Furthermore, a Hastings Center Report, briefly mentioned in the OHRP hearing, introduces the idea that all patients have a “duty” to subject themselves (and their children) to health system “learning activities”, which include randomized experiments, with or without informed consent, depending on the nature of the experiment, the level of difficulty in obtaining consent and the judgment of the health system. The duty of course is to contribute to the common good. The implicit assumption being made here is that “The System” is experimenting on people solely for the common good as well, and that we can trust the beneficence of “The System” in perpetuity, or until we discover otherwise. This line of thought is indeed congruent with the modern trend to manage the health of populations, which is quickly replacing the old fashioned view of medicine as a personal service, where the locus of trust was the individual physician and the overriding interest was the individual patient.

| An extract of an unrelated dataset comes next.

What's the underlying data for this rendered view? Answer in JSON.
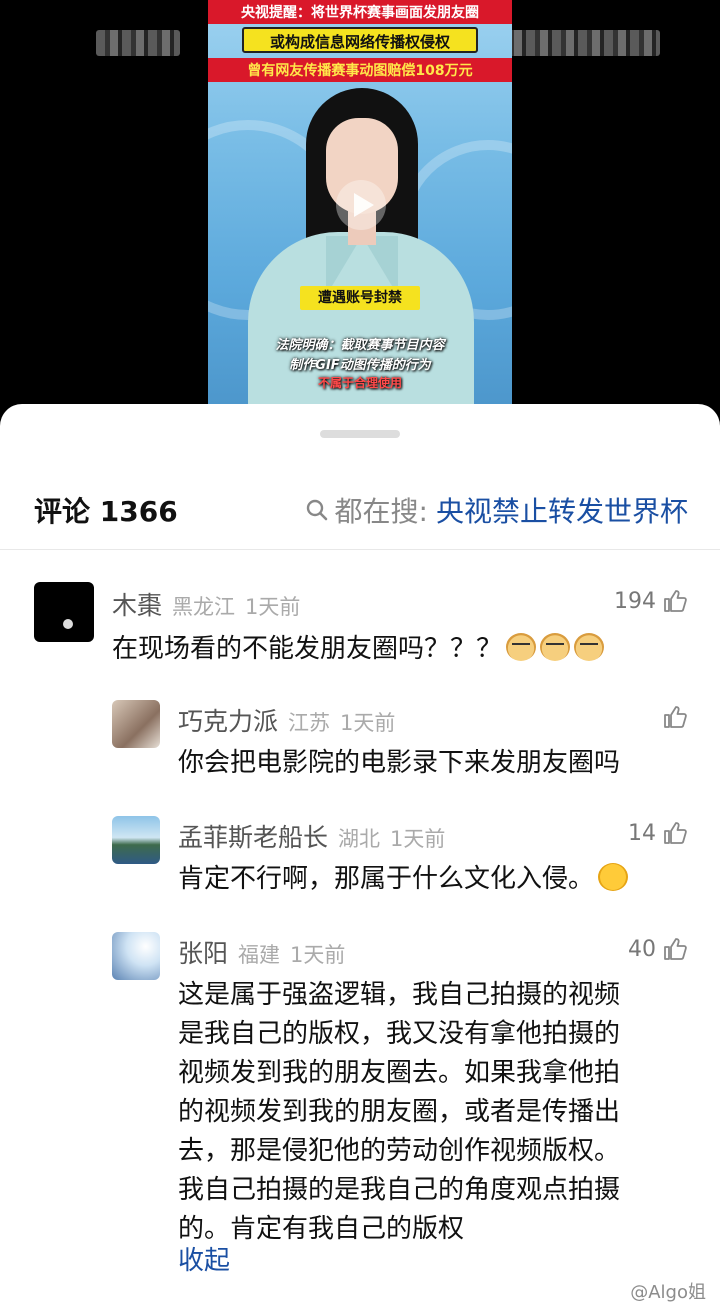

So how do we get from here to there? The old HIPAA law grants permission to health care facilities to use and disclose health care information for the purpose of treatment, payment, and health care operations, and patients must sign HIPAA consent forms prior to obtaining any type of treatment (exclusive of true emergencies where consent is implied). If we “broaden” the meaning of health care operations, which is already broad enough to drive a truck through, to include “learning activities”, and if we define “learning activities” to include randomized clinical research on human subjects that poses only incremental risk to patients, compared to doctors flipping coins, then we have the ability to monitor, collect and analyze any and all data on every single patient. To complete the task, the Secretary of Health and Human Services (HHS) will need to provide additional regulatory “guidance” on how the Common Rule can be ever so slightly relaxed to exclude certain “learning activities”, and hence the OHRP hearings (OHRP is part of HHS).
I do understand that this is a complex subject and opinions may differ, so a vigorous debate is healthy. But this debate cannot take place in obscure OHRP hearing rooms, or on the pages of the New England Journal of Medicine, or even in multi-stakeholder IOM round table meetings. With all due respect to distinguished researchers, bioethicists and political appointees, this subject is above and beyond the pay grade of all currently involved in it. This debate is not about paperwork or IRB management techniques. This debate is about diminishing those humanitarian protections that inconvenience the electronic age of Big Data and little people, and no amount of patient-centered terminology (or David Hume quotes), will change that. This debate should take place on the front page of the New York Times, the Wall Street Journal, CNN, MSNBC, Fox News, and the floors of Congress, and eventually in front of the Supreme Court. This debate is ours to settle. Vox populi, vox Dei.